We shall insist on how fundamental for the history of cinema is the genre we know today as Horror. A genre rooted in the concerns of the late romantic mentality, that discovered in the cinematographic technique the possibility of visualizing the invisible, being perpetuated, still, in the twentieth century. The cinema grants reality to the shadow, to the reverse of the light. It opens, thus, an infinity of narrative possibilities, which can address those atavistic fears, barely verbalized by the human being.
FEATURED MOVIES
Other movies selected in the current Gandules’ cycle show that same dialectic of vision, from perspectives that are sometimes deliberately incoherent. For example, when reflecting altered states of consciousness, in the awkward Arrebato (1979) by Iván Zulueta, in which the possibility of one, or several parallel realities opens up. Realities susceptible to being discovered by an occultist science, and that can be as terrifying as those captured in Night of the Demon (1957), by Jacques Tourneur. Mysterious phenomena such as spiritual illumination is illustrated in The Wicker Man (1973), by Robert Hardy, or, also, the influence of magic on the erotic instincts in The Love Witch (2016) by Anna Biller.

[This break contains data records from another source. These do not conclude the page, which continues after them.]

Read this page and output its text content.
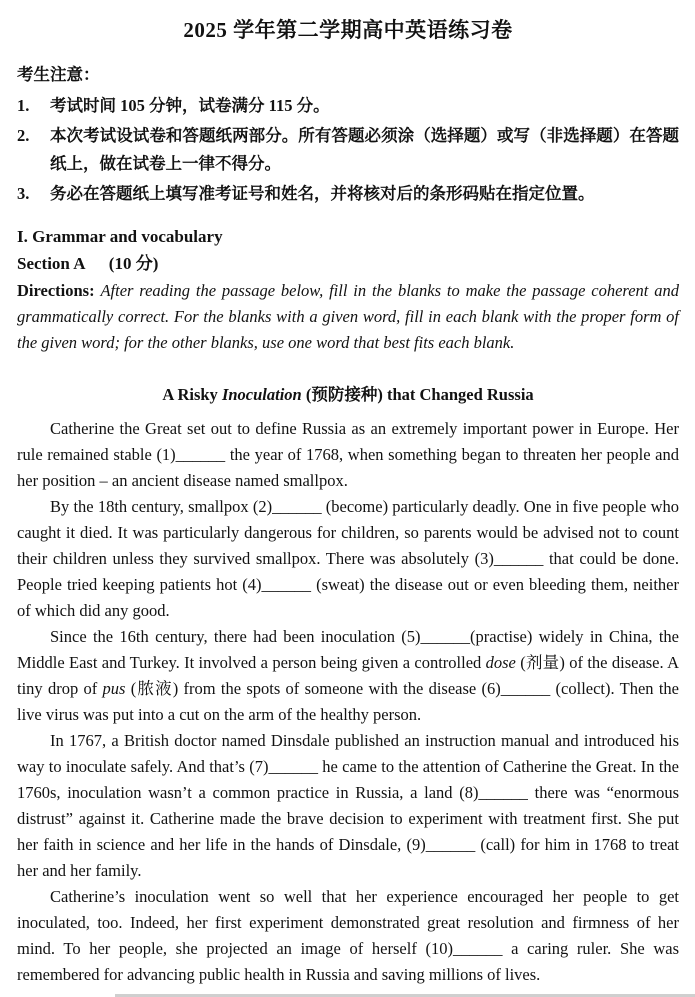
2025 学年第二学期高中英语练习卷
考生注意：
1.	考试时间 105 分钟，试卷满分 115 分。
2.	本次考试设试卷和答题纸两部分。所有答题必须涂（选择题）或写（非选择题）在答题纸上，做在试卷上一律不得分。
3.	务必在答题纸上填写准考证号和姓名，并将核对后的条形码贴在指定位置。
I. Grammar and vocabulary
Section A (10 分)

Directions: After reading the passage below, fill in the blanks to make the passage coherent and grammatically correct. For the blanks with a given word, fill in each blank with the proper form of the given word; for the other blanks, use one word that best fits each blank.

A Risky Inoculation (预防接种) that Changed Russia

Catherine the Great set out to define Russia as an extremely important power in Europe. Her rule remained stable (1)______ the year of 1768, when something began to threaten her people and her position – an ancient disease named smallpox.

By the 18th century, smallpox (2)______ (become) particularly deadly. One in five people who caught it died. It was particularly dangerous for children, so parents would be advised not to count their children unless they survived smallpox. There was absolutely (3)______ that could be done. People tried keeping patients hot (4)______ (sweat) the disease out or even bleeding them, neither of which did any good.

Since the 16th century, there had been inoculation (5)______(practise) widely in China, the Middle East and Turkey. It involved a person being given a controlled dose (剂量) of the disease. A tiny drop of pus (脓液) from the spots of someone with the disease (6)______ (collect). Then the live virus was put into a cut on the arm of the healthy person.

In 1767, a British doctor named Dinsdale published an instruction manual and introduced his way to inoculate safely. And that’s (7)______ he came to the attention of Catherine the Great. In the 1760s, inoculation wasn’t a common practice in Russia, a land (8)______ there was “enormous distrust” against it. Catherine made the brave decision to experiment with treatment first. She put her faith in science and her life in the hands of Dinsdale, (9)______ (call) for him in 1768 to treat her and her family.

Catherine’s inoculation went so well that her experience encouraged her people to get inoculated, too. Indeed, her first experiment demonstrated great resolution and firmness of her mind. To her people, she projected an image of herself (10)______ a caring ruler. She was remembered for advancing public health in Russia and saving millions of lives.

The latest film scheduled -and most recently appeared- is obviously parodic, affected by a 70s look that enables the double interpretation: “a venomous film that addresses the figure of the witch from a feminist viewpoint and raises important issues about the toxicity of the myth of romantic love”, explain the organizers. The circle closes with this mocking rereading of a question that, in fact, Dreyer raised very seriously in Dies irae (1943) by means of aesthetics that linked to the period that had enhanced the belief in love sublimation. This points dramatically the gap between the longing and the consequences of its impossible realization, often remembered by psychoanalysis.
THE OTHER SIDE OF CONSCIOUSNESS
The mechanisms that lead to receive what is lightly reasonable -or not reasonable at all- are multiple, and evolve epocally, as well as the need to embrace beliefs that seem to reconcile emotions and reason. Hélas, the studies -very rational- show what Nietzsche intuited in a context close to that of the creation of The Phantom Carriage: rarely the behaviors -or, even human speeches, Hobbes predicted- are supported by rational arguments, since the individuals are usually moved by a will that tends to escape them. More than pertinent, thus, the cinephile excursion on the other side of consciousness, which unconsciously pushes to act or suffer. If not with the purpose of staying in the parallel world of fiction, at least to enjoy or abominate -from a certain, prudent distance- the possibilities inherent in the journey.
The journey proposed by the CCCB does not intend to be exhaustive, nor is it comfortably focused on the big names, as is otherwise usual. Gandules’18 represents, therefore, a new opportunity to discover rather inaccessible films and enter the hard core of heterodoxic creators who, certainly, move away from the mainstream.